1437. Respondiéronla los Santos Ángeles: Reina y Señora nuestra, dilátese Vuestro afligido corazón para lo que resta de padecer. El Señor todopoderoso ha encubierto de los mortales su gloria y su potencia para sujetarse a la impía disposición de los crueles malig­nos y quiere consentir que se cumplan las leyes puestas por los hombres, y una es que los sentenciados a muerte no se qui­ten de la cruz sin licencia del mismo juez. Prestos y poderosos fuéra­mos nosotros en obedeceros y en defender a nuestro verdadero Dios y Criador, pero su diestra nos detiene, porque su voluntad es jus­tificar en todo su causa y derramar la parte de sangre que le resta en beneficio de los hombres, para obligarlos más al retorno de su amor que tan copiosamente los redimió (Sal 129, 7). Y si de este beneficio no se aprovecharen como deben, será lamentable su castigo, y su severidad será la recompensa de haber caminado Dios con pasos lentos en su venganza.—Esta respuesta de los Ángeles acrecentó el dolor de la afligida Madre, porque no se le había manifestado que su Hijo santísimo había de ser herido con la lanzada, y el recelo de lo que sucedería con el sagrado cuerpo la puso en nueva tribu­lación y congoja.
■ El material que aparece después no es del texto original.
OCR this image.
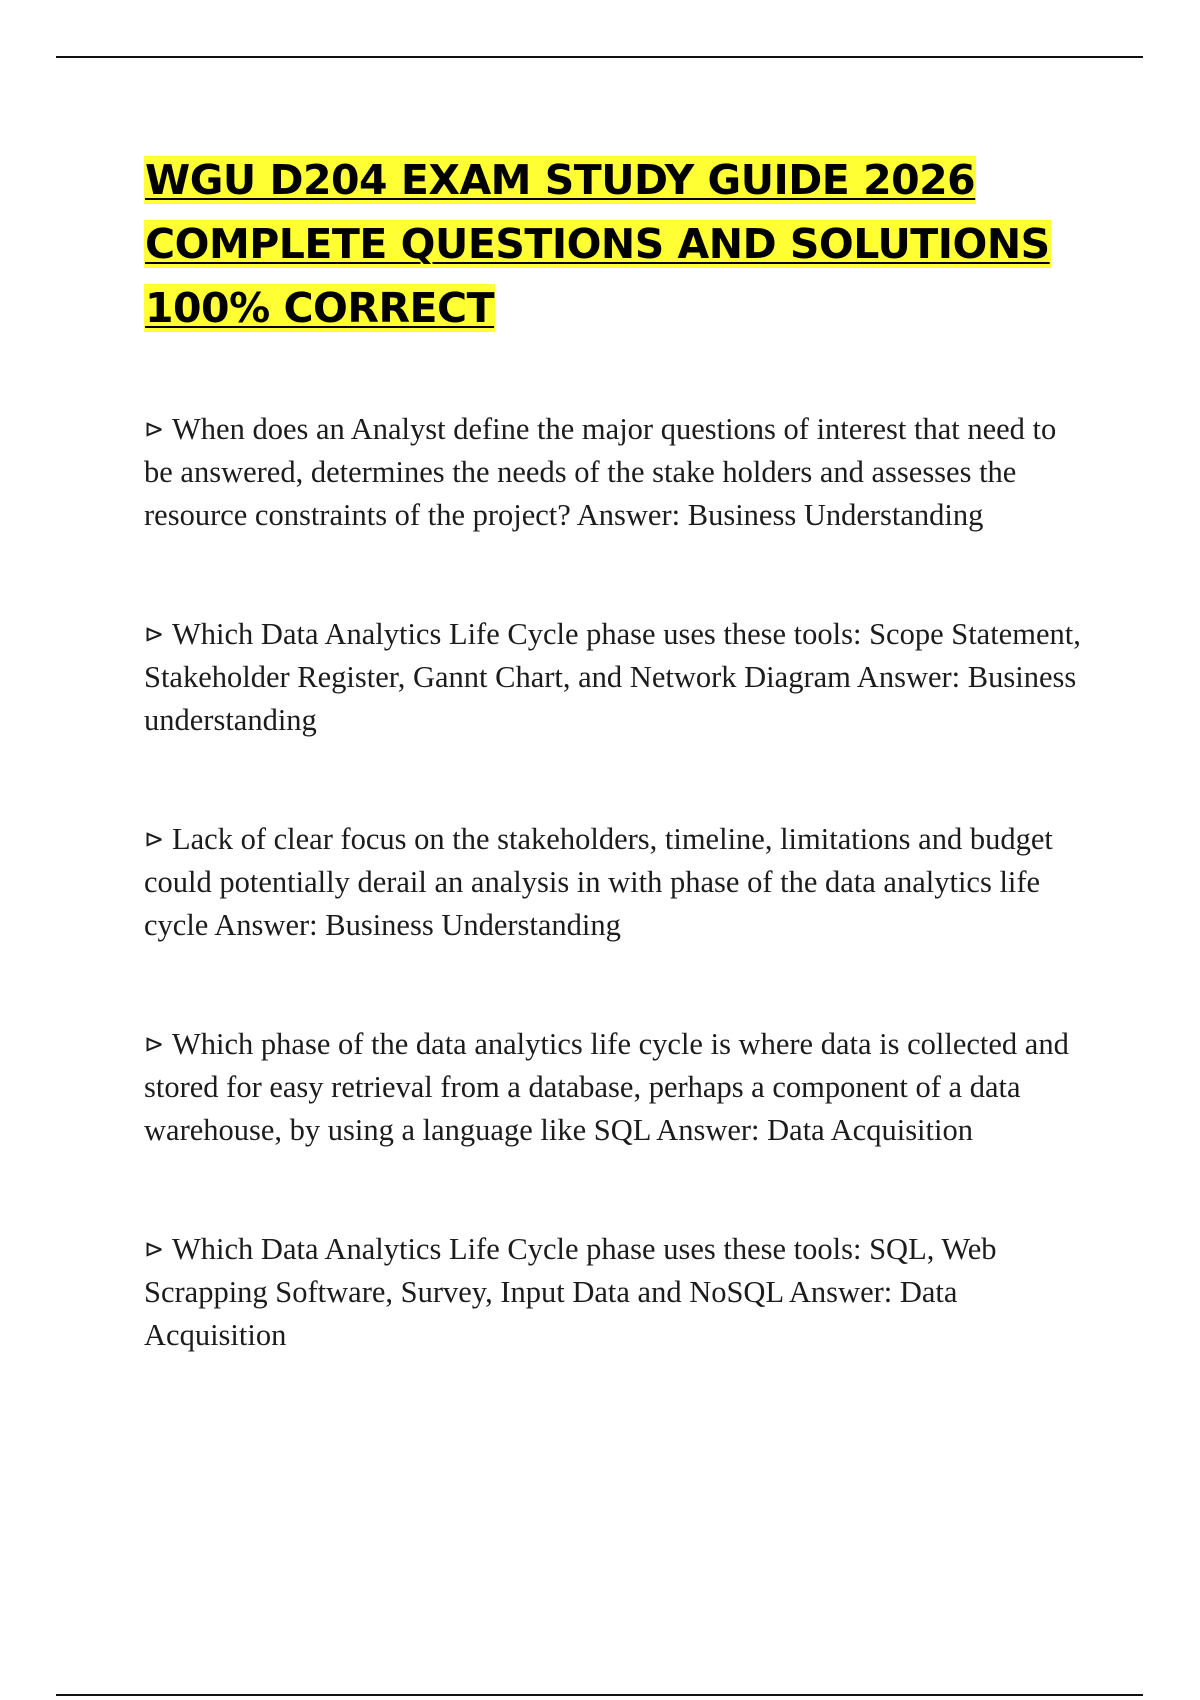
WGU D204 EXAM STUDY GUIDE 2026
COMPLETE QUESTIONS AND SOLUTIONS
100% CORRECT

⊳ When does an Analyst define the major questions of interest that need to be answered, determines the needs of the stake holders and assesses the resource constraints of the project? Answer: Business Understanding

⊳ Which Data Analytics Life Cycle phase uses these tools: Scope Statement, Stakeholder Register, Gannt Chart, and Network Diagram Answer: Business understanding

⊳ Lack of clear focus on the stakeholders, timeline, limitations and budget could potentially derail an analysis in with phase of the data analytics life cycle Answer: Business Understanding

⊳ Which phase of the data analytics life cycle is where data is collected and stored for easy retrieval from a database, perhaps a component of a data warehouse, by using a language like SQL Answer: Data Acquisition

⊳ Which Data Analytics Life Cycle phase uses these tools: SQL, Web Scrapping Software, Survey, Input Data and NoSQL Answer: Data Acquisition
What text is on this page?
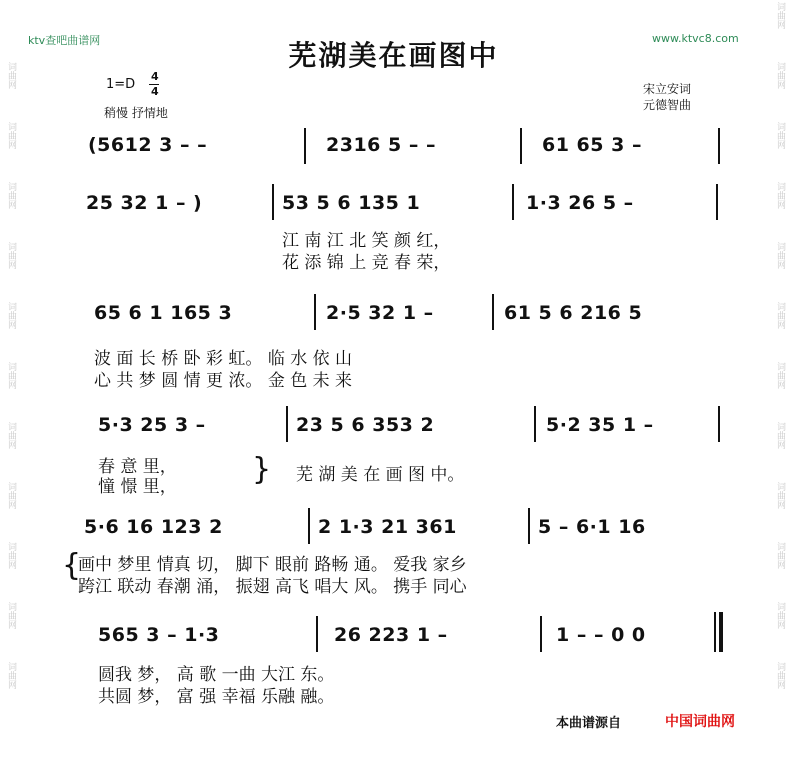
词曲网
词曲网
词曲网
词曲网
词曲网
词曲网
词曲网
词曲网
词曲网
词曲网
词曲网
词曲网
词曲网
词曲网
词曲网
词曲网
词曲网
词曲网
词曲网
词曲网
词曲网
词曲网
词曲网
ktv查吧曲谱网	www.ktvc8.com
芜湖美在画图中
1=D
4
4
稍慢 抒情地
宋立安词
元德智曲
(5612 3 – –	2316 5 – –	61 65 3 –
25 32 1 – )	53 5 6 135 1	1·3 26 5 –
江 南 江 北 笑 颜 红，
花 添 锦 上 竞 春 荣，
65 6 1 165 3	2·5 32 1 –	61 5 6 216 5
波 面 长 桥 卧 彩 虹。 临 水 依 山
心 共 梦 圆 情 更 浓。 金 色 未 来
5·3 25 3 –	23 5 6 353 2	5·2 35 1 –
春 意 里，
憧 憬 里，	} 芜 湖 美 在 画 图 中。
5·6 16 123 2	2 1·3 21 361	5 – 6·1 16
{
画中 梦里 情真 切， 脚下 眼前 路畅 通。 爱我 家乡
跨江 联动 春潮 涌， 振翅 高飞 唱大 风。 携手 同心
565 3 – 1·3	26 223 1 –	1 – – 0 0
圆我 梦， 高 歌 一曲 大江 东。
共圆 梦， 富 强 幸福 乐融 融。
本曲谱源自	中国词曲网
1438. Vio luego el tropel de gente armada que venía encaminán­dose al monte Calvario, y creciendo el temor de algún nuevo opro­bio que harían contra el Redentor muerto, habló con San Juan Evangelista y las Marías y dijo: ¡Ay de mí, que llega ya el dolor a lo último y se divide mi corazón en el pecho! ¿Por ventura no están satisfechos los ministros y judíos de haber muerto a mi Hijo y Señor? ¿Si pre­tenden ahora alguna nueva ofensa contra su sagrado cuerpo ya difunto?—Era víspera de la gran fiesta del sábado de los judíos y para celebrarla sin cuidado habían pedido a Pilatos licencia para quebrantar las piernas a los tres ajusticiados, con que acabasen de morir, y los bajasen aquella tarde de las cruces y no quedasen en ellas el día siguiente. Con este intento llegó al Calvario aquella com­pañía de soldados que vio María santísima, y en llegando, como ha­llaron vivos a los dos ladrones, les quebrantaron las piernas, con que acabaron la vida; pero llegando a Cristo nuestro Salvador, como le hallaron muerto, no le quebrantaron las piernas; cumpliéndose la misteriosa profecía del Éxodo (Ex 12, 42) en que mandaba Dios no quebran­tasen los huesos del cordero figurativo, que comían la Pascua. Pero un soldado que se llamaba San Longinos [Día 15 de marzo: Caesaréae, in Cappadócia, pássio sancti Longíni mílitis, qui Dómini latus láncea perforásse perhibétur.], arrimándose a la cruz de Cris­to nuestro Salvador, le hirió con una lanza penetrándole su costado, y luego salió de la herida sangre y agua, como lo afirma San Juan Evangelista (Jn 19, 34-35) que lo vio y dio testimonio de la verdad.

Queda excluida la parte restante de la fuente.